From Wikipedia, the free encyclopedia

Makaya or Makhaya Ntshoko (b. October 29, 1939, Cape Town) is a South African drummer.

Ntshoko played with Dollar Brand's trio in 1958, and recorded in a sextet with Hugh Masekela and John Mehegan in 1959. Ntshoko plays on the Jazz Epistles album Jazz Epistle: Verse 1, one of the most prominent examples of South African hard bop. After the breakup of the group Ntshoko founded his own group, the Jazz Giants, with Kippie Moeketsi, Dudu Pukwana, Gideon Nuxmalo, and Martin Mgijima.

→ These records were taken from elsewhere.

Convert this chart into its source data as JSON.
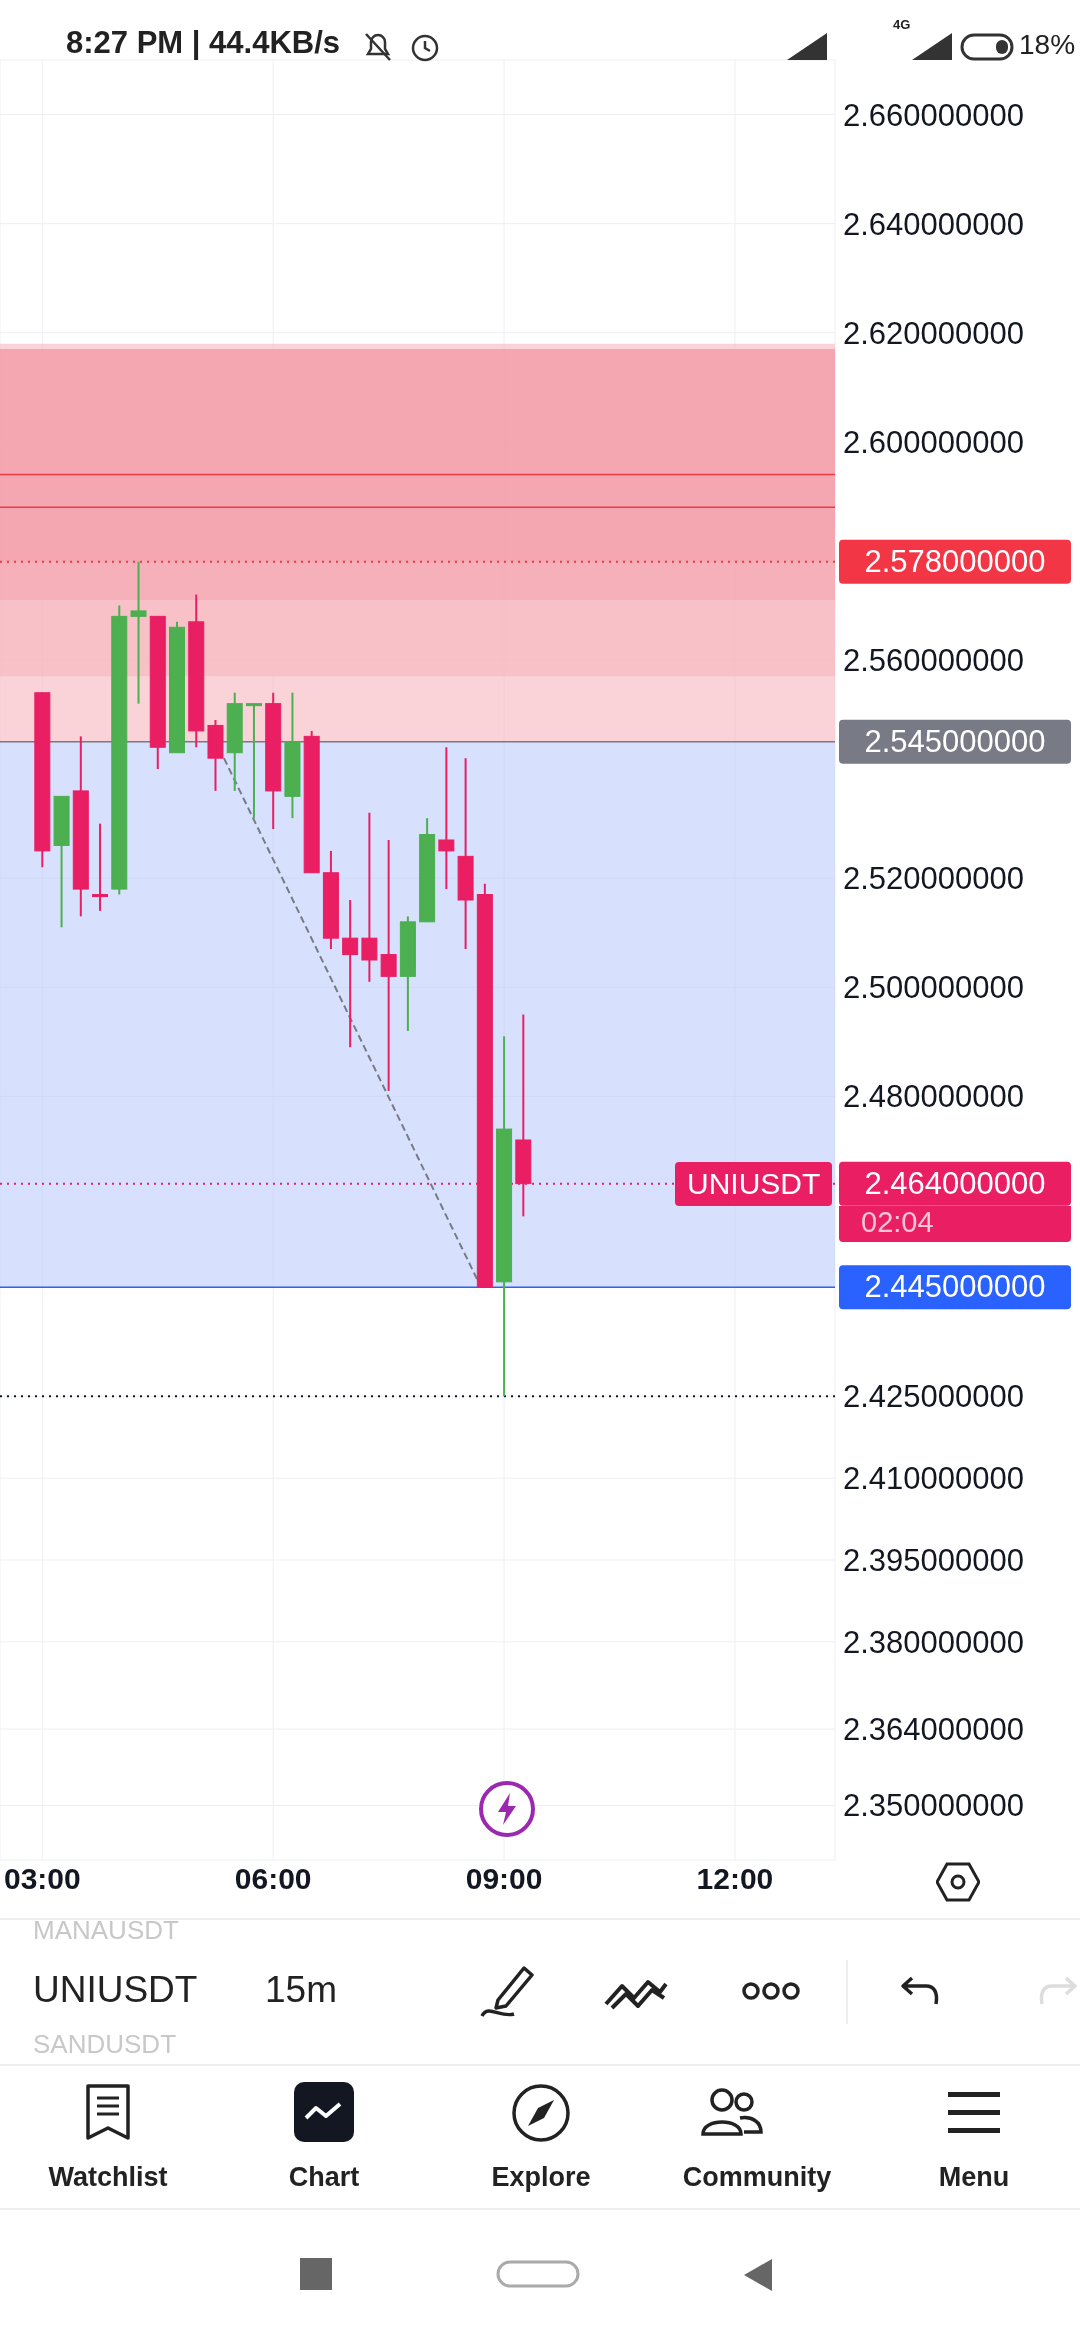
{
  "chart_data": {
    "type": "candlestick",
    "x": [
      3,
      3.25,
      3.5,
      3.75,
      4,
      4.25,
      4.5,
      4.75,
      5,
      5.25,
      5.5,
      5.75,
      6,
      6.25,
      6.5,
      6.75,
      7,
      7.25,
      7.5,
      7.75,
      8,
      8.25,
      8.5,
      8.75,
      9,
      9.25
    ],
    "ohlc": [
      [
        2.554,
        2.554,
        2.522,
        2.525
      ],
      [
        2.526,
        2.535,
        2.511,
        2.535
      ],
      [
        2.536,
        2.546,
        2.513,
        2.518
      ],
      [
        2.517,
        2.53,
        2.514,
        2.517
      ],
      [
        2.518,
        2.57,
        2.517,
        2.568
      ],
      [
        2.568,
        2.578,
        2.552,
        2.569
      ],
      [
        2.568,
        2.568,
        2.54,
        2.544
      ],
      [
        2.543,
        2.567,
        2.543,
        2.566
      ],
      [
        2.567,
        2.572,
        2.544,
        2.547
      ],
      [
        2.548,
        2.549,
        2.536,
        2.542
      ],
      [
        2.543,
        2.554,
        2.536,
        2.552
      ],
      [
        2.552,
        2.552,
        2.531,
        2.552
      ],
      [
        2.552,
        2.554,
        2.529,
        2.536
      ],
      [
        2.535,
        2.554,
        2.531,
        2.545
      ],
      [
        2.546,
        2.547,
        2.521,
        2.521
      ],
      [
        2.521,
        2.525,
        2.507,
        2.509
      ],
      [
        2.509,
        2.516,
        2.489,
        2.506
      ],
      [
        2.509,
        2.532,
        2.501,
        2.505
      ],
      [
        2.506,
        2.527,
        2.481,
        2.502
      ],
      [
        2.502,
        2.513,
        2.492,
        2.512
      ],
      [
        2.512,
        2.531,
        2.512,
        2.528
      ],
      [
        2.527,
        2.544,
        2.518,
        2.525
      ],
      [
        2.524,
        2.542,
        2.507,
        2.516
      ],
      [
        2.517,
        2.519,
        2.445,
        2.445
      ],
      [
        2.446,
        2.491,
        2.425,
        2.474
      ],
      [
        2.472,
        2.495,
        2.458,
        2.464
      ]
    ],
    "colors": [
      "#e91e63",
      "#4caf50",
      "#e91e63",
      "#e91e63",
      "#4caf50",
      "#4caf50",
      "#e91e63",
      "#4caf50",
      "#e91e63",
      "#e91e63",
      "#4caf50",
      "#4caf50",
      "#e91e63",
      "#4caf50",
      "#e91e63",
      "#e91e63",
      "#e91e63",
      "#e91e63",
      "#e91e63",
      "#4caf50",
      "#4caf50",
      "#e91e63",
      "#e91e63",
      "#e91e63",
      "#4caf50",
      "#e91e63"
    ],
    "series": [
      {
        "type": "line",
        "x": [
          5.36,
          8.7
        ],
        "values": [
          2.542,
          2.445
        ],
        "color": "#787b86",
        "line_style": "dashed",
        "marker": "none"
      }
    ],
    "xlim": [
      2.45,
      13.3
    ],
    "xticks": [
      {
        "value": 3,
        "label": "03:00"
      },
      {
        "value": 6,
        "label": "06:00"
      },
      {
        "value": 9,
        "label": "09:00"
      },
      {
        "value": 12,
        "label": "12:00"
      }
    ],
    "ylim": [
      2.34,
      2.67
    ],
    "yticks": [
      {
        "value": 2.35,
        "label": "2.350000000"
      },
      {
        "value": 2.364,
        "label": "2.364000000"
      },
      {
        "value": 2.38,
        "label": "2.380000000"
      },
      {
        "value": 2.395,
        "label": "2.395000000"
      },
      {
        "value": 2.41,
        "label": "2.410000000"
      },
      {
        "value": 2.425,
        "label": "2.425000000"
      },
      {
        "value": 2.48,
        "label": "2.480000000"
      },
      {
        "value": 2.5,
        "label": "2.500000000"
      },
      {
        "value": 2.52,
        "label": "2.520000000"
      },
      {
        "value": 2.56,
        "label": "2.560000000"
      },
      {
        "value": 2.6,
        "label": "2.600000000"
      },
      {
        "value": 2.62,
        "label": "2.620000000"
      },
      {
        "value": 2.64,
        "label": "2.640000000"
      },
      {
        "value": 2.66,
        "label": "2.660000000"
      }
    ],
    "grid": true,
    "bands": [
      {
        "axis": "y",
        "from": 2.557,
        "to": 2.618,
        "color": "#f7b6be"
      },
      {
        "axis": "y",
        "from": 2.571,
        "to": 2.617,
        "color": "#f28b98"
      },
      {
        "axis": "y",
        "from": 2.545,
        "to": 2.578,
        "color": "#f7b6be"
      },
      {
        "axis": "y",
        "from": 2.445,
        "to": 2.545,
        "color": "#bccdfb"
      }
    ],
    "ref_lines": [
      {
        "axis": "y",
        "value": 2.578,
        "label": "2.578000000",
        "color": "#f23645",
        "line_style": "dotted"
      },
      {
        "axis": "y",
        "value": 2.545,
        "label": "2.545000000",
        "color": "#787b86",
        "line_style": "solid"
      },
      {
        "axis": "y",
        "value": 2.464,
        "label": "2.464000000",
        "color": "#e91e63",
        "line_style": "dotted"
      },
      {
        "axis": "y",
        "value": 2.445,
        "label": "2.445000000",
        "color": "#2962ff",
        "line_style": "solid"
      },
      {
        "axis": "y",
        "value": 2.425,
        "color": "#131722",
        "line_style": "dotted"
      },
      {
        "axis": "y",
        "value": 2.594,
        "color": "#f23645",
        "line_style": "solid"
      },
      {
        "axis": "y",
        "value": 2.588,
        "color": "#f23645",
        "line_style": "solid"
      }
    ],
    "annotations": [
      "8:27 PM | 44.4KB/s",
      "4G",
      "18%",
      {
        "text": "UNIUSDT",
        "y": 2.464
      },
      "02:04",
      "MANAUSDT",
      "UNIUSDT",
      "15m",
      "SANDUSDT",
      "Watchlist",
      "Chart",
      "Explore",
      "Community",
      "Menu"
    ]
  }
}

Ntshoko left South Africa in 1962, moving to Switzerland and playing with Johnny Gertze and Dollar Brand at the Club Africana in Zurich from 1963-65. This trio appears in the 1966 Danish documentary Portrait of a Bushman. Following Brand's move to New York City, Ntshoko played in Copenhagen (1966, 1969-70) and recorded with Stuff Smith (1967), Benny Bailey (1968), Dexter Gordon (1968-69), and Ben Webster (1969).

Ntshoko embarked on a tour of the United States and the Bahamas in the early 1970s. He and Masekela recorded again in 1972. In 1974, he founded an ensemble he called Makaya and the Tsotsis with Heinz Sauer, Bob Degen, and Isla Eckinger (later Jürgen Wuchner). Concomitantly he played in Nicra with Nick Evans and Radu Malfatti in 1975. He played with Joe McPhee and Pepper Adams at the Willisau Jazz Festival in 1975. He and Mal Waldron collaborated from 1977 to 1979.

Little is known of Ntshoko's whereabouts in the 1980s. He played at the Montreux Jazz Festival with Stephan Kurmann in 1991, but appears to have left music after 1993.